Рассуждая от противного, можно также предположить, что правые нанесли удар, потому что левые были слабее. Но, если левые были слабы, о чем беспокоиться правым? Какие классовые интересы заставили центр, восток и юг сменить свои полуавторитарные или реакционные режимы на еще более радикальные? Может быть, не стоит недооценивать ту огромную роль, которую в человеческих конфликтах играет мстительность. Левые до дрожи напугали власть имущих, и, когда реальная угроза растаяла, высшие классы не упустили шанс стереть левых с лица земли. Но возникает другой вопрос. Почему высший и средний классы обратились к репрессиям, распустили парламенты, уничтожили гражданские свободы, отмобилизовали массовые партии и даже создали смертельно опасный фашизм? Ведь в их распоряжении были и более цивилизованные, щадящие методы воздействия, требовавшие куда меньшей цены и риска. В сущности, лучший способ разрешения классовых конфликтов был найден на северо-западе. Там рабочие союзы и партии были гораздо мощнее, чем в Центральной, Восточной и Южной Европе, но стремились к классовому компромиссу и потому не представляли фатальной угрозы для капиталистических экономических отношений. Все социалистические партии интегрировались во власть в качестве парламентского меньшинства или в коалиции с центристами — великолепные условия для изучения искусства компромисса. То, что европейский восток, центр и юг пренебрегли опытом соседей, вызывает недоумение.

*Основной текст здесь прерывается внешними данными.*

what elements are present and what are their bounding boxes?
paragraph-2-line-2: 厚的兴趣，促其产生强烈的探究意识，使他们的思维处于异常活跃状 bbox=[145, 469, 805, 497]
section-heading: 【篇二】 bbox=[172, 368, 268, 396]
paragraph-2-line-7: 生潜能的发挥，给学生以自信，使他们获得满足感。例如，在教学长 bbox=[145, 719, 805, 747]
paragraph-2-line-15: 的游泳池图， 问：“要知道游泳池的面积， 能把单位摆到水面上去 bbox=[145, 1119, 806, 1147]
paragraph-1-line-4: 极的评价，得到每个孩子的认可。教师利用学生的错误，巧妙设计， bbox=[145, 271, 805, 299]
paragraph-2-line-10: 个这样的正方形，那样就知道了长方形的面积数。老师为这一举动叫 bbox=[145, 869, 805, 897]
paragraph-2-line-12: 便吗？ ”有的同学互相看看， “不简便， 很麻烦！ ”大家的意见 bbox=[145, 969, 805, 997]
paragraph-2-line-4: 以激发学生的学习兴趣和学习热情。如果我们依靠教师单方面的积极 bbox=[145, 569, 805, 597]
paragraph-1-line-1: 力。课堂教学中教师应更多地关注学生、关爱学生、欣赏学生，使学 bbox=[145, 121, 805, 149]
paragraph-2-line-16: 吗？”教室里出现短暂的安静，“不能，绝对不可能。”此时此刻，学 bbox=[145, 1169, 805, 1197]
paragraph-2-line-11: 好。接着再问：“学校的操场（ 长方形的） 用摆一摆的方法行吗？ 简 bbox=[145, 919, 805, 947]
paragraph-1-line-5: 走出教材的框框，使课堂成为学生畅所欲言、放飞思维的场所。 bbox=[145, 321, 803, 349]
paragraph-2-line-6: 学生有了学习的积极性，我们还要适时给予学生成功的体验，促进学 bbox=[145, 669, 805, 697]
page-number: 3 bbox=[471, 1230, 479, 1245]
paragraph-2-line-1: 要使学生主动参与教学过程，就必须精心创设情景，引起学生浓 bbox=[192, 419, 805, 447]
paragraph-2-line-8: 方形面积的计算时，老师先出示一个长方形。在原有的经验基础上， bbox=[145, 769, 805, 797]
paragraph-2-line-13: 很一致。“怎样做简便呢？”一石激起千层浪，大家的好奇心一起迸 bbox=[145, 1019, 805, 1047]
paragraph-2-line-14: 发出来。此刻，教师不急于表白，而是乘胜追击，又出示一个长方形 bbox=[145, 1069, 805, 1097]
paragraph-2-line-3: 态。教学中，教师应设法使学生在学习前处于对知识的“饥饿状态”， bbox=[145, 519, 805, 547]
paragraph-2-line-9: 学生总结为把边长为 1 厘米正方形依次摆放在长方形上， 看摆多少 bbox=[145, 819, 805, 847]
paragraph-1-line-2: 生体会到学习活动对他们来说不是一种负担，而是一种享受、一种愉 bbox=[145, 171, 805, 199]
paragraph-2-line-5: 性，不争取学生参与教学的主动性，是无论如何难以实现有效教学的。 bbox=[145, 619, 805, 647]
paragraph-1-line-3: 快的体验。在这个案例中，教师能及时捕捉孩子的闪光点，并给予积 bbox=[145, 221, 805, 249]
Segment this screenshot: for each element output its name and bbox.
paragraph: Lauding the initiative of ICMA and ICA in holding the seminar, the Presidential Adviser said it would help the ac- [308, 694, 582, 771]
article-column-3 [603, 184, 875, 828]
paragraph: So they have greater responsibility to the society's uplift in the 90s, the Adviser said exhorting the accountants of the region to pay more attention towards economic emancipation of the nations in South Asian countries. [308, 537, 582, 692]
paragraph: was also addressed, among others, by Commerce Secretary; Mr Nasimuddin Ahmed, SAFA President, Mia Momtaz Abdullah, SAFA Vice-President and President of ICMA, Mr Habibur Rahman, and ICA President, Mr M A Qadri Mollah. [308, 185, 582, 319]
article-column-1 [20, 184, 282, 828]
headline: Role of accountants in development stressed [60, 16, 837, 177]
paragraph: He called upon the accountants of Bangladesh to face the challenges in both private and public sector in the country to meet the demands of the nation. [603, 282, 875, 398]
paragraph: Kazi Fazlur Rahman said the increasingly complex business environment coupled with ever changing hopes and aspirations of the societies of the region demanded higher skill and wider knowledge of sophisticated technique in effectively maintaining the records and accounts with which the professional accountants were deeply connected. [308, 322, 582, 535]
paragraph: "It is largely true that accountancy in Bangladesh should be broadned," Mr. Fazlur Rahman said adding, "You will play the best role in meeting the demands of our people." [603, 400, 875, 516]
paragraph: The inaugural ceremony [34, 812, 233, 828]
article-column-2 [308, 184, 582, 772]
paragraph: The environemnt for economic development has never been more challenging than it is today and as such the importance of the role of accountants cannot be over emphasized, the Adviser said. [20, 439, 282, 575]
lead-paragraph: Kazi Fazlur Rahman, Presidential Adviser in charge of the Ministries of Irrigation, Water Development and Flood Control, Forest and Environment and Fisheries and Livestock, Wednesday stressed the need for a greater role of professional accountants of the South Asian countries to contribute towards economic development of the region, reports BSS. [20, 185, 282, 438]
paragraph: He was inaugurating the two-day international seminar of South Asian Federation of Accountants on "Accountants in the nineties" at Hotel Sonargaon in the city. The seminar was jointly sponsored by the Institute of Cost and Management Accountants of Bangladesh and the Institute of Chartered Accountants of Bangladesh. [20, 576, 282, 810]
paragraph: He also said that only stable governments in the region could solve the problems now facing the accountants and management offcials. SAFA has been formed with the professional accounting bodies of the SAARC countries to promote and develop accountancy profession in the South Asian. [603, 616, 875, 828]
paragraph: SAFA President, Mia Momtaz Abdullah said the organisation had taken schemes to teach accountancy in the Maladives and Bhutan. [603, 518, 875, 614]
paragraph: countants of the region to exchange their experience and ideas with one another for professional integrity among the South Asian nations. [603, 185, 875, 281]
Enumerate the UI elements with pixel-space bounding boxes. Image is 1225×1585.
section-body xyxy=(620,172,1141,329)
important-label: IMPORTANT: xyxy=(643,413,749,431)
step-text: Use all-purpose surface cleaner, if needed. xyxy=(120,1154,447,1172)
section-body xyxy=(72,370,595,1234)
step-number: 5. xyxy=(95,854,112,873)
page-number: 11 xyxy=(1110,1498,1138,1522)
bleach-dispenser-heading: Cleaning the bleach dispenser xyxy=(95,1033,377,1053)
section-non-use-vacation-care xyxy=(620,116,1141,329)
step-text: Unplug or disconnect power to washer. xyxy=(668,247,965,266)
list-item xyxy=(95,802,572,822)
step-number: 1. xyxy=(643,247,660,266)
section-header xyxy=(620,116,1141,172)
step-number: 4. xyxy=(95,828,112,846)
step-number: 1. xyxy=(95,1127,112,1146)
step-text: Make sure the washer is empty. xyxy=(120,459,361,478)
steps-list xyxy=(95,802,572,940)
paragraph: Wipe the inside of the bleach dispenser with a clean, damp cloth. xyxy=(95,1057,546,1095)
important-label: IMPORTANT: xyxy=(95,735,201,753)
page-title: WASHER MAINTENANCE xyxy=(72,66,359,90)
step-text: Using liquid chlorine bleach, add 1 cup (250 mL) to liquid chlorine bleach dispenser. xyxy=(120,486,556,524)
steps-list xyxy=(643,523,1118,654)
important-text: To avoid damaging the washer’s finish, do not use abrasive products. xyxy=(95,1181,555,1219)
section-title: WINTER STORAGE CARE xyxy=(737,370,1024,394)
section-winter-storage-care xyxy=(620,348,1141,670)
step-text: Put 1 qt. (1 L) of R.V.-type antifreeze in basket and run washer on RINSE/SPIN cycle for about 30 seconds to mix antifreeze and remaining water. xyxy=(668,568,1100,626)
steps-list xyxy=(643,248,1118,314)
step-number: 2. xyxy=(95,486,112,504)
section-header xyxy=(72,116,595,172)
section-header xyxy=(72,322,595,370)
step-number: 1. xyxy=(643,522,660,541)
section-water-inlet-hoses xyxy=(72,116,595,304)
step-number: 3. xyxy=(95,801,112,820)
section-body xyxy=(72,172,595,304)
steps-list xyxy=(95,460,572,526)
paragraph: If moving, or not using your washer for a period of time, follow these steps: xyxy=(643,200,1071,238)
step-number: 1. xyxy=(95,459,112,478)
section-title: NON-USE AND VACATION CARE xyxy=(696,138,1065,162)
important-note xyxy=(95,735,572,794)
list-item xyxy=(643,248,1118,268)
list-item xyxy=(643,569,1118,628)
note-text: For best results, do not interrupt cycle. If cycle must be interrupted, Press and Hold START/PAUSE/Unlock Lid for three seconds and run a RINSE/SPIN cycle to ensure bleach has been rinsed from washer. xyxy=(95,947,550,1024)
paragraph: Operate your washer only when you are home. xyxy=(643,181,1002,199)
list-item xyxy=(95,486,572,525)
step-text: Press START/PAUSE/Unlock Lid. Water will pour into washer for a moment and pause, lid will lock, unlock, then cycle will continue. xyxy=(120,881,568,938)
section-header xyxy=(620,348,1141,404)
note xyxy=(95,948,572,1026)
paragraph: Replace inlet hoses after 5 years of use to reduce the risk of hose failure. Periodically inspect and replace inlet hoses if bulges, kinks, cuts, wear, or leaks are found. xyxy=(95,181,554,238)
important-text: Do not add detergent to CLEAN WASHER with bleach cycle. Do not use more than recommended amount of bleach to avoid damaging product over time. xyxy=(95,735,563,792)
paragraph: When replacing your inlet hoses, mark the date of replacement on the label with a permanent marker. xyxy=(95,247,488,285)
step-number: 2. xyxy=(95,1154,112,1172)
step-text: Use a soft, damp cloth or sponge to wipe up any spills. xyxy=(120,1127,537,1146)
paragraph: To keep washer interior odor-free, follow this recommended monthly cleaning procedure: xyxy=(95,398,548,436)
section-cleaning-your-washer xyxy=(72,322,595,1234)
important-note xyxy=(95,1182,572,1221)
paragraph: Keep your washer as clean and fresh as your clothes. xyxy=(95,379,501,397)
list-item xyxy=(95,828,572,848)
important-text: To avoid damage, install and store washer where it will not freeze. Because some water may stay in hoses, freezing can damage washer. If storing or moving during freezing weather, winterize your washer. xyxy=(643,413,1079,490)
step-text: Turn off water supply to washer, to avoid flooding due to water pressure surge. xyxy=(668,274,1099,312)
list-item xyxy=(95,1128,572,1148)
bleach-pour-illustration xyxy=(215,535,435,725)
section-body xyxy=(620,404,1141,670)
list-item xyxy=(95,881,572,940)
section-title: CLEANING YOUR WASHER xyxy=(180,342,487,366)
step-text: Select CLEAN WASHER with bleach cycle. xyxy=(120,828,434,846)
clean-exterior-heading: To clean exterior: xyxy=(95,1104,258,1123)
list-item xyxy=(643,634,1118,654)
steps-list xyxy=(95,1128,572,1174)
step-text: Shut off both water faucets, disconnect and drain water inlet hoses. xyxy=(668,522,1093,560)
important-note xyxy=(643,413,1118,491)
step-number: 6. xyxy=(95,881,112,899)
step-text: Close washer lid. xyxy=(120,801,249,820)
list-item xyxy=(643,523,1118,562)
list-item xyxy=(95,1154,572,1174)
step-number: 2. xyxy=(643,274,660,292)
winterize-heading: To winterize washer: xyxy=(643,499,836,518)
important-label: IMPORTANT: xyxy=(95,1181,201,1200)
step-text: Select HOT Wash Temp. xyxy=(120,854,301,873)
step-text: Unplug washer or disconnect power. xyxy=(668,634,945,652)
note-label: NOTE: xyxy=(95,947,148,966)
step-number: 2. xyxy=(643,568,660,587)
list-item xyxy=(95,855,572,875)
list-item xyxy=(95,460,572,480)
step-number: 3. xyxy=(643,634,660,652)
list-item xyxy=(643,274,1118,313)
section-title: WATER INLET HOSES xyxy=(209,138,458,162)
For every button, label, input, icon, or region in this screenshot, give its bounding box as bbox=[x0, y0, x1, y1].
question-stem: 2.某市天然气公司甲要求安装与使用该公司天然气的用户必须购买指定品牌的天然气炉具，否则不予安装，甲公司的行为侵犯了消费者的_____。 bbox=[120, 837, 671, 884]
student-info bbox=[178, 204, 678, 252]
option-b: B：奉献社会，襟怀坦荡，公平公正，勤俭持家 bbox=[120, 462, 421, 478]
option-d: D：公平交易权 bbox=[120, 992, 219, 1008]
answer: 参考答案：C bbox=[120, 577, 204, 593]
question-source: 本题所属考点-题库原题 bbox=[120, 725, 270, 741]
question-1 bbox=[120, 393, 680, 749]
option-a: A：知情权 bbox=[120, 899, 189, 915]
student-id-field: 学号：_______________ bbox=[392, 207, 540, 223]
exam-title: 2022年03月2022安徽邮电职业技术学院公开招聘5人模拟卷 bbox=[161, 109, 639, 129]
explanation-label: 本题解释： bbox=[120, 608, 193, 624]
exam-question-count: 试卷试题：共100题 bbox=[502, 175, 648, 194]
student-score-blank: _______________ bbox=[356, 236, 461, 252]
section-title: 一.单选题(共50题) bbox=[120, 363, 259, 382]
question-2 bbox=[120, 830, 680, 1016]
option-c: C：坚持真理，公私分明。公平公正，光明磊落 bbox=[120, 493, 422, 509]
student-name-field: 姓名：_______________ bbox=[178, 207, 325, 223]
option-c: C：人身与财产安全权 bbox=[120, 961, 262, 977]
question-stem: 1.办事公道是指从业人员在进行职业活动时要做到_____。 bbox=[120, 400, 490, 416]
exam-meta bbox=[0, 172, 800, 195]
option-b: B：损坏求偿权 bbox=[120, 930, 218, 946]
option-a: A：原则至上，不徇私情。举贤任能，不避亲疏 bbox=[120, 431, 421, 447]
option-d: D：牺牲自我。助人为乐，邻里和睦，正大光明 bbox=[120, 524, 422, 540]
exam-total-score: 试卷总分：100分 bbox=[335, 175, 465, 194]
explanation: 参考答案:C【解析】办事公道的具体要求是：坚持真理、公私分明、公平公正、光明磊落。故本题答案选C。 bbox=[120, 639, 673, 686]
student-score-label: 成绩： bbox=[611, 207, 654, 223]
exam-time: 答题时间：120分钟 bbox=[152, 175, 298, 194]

Тем не менее консерваторы упрямо и незаслуженно обвиняли рабочих в «бунтарстве» и «революционности». Это была (как указывается в: Mayer, 1981) чрезмерная реакция: консерваторы видели революцию там, где ее не было, и готовы были чуть что хвататься за пистолет. Большинство так называемых немецких большевиков, проклинаемых Гитлером, на самом деле были респектабельными социал-демократами: больше десятилетия они управляли Пруссией, крупнейшей провинцией Германии — и управляли вполне умеренно. В Восточной Европе истинная сила социалистов (и интерес Сталина к их поддержке) была ничтожной в сравнении с правой антимарксистской истерией. Это признают и некоторые классовые теоретики. Корнер (Corner, 1975: 83) пишет об итальянской буржуазии: «Убежденные в неизбежности социальной революции, они утратили способность отличать свои фантазии от реальности». Если это так, то мы нуждаемся в объяснении, выходящем за пределы «объективного» классового интереса. Чрезмерная, истеричная реакция правящего класса — одна из загадок предвоенной истории.
Некоторые считают, что авторитаризм, в особенности фашизм, иррационален по своей природе. В это легко поверить, если вспомнить «окончательное решение еврейского вопроса». Но я предпочитаю не разграничивать искусственно рациональное и иррациональное, поскольку рациональные человеческие расчеты всегда переплетены с идеологией. Проблему, с которой столкнулась буржуазия, демонизирует и сама социальная теория. Мы до сих пор не можем понять, чем объяснить предельную ожесточенность классовой борьбы. Отчасти в этом виноват Маркс. Основатель марксизма был скорее экономистом, чем социологом, в своей главной работе «Капитал» он анализирует не классовые конфликты, а экономические отношения: прибыль и издержки производства, присвоение прибавочной стоимости и так далее.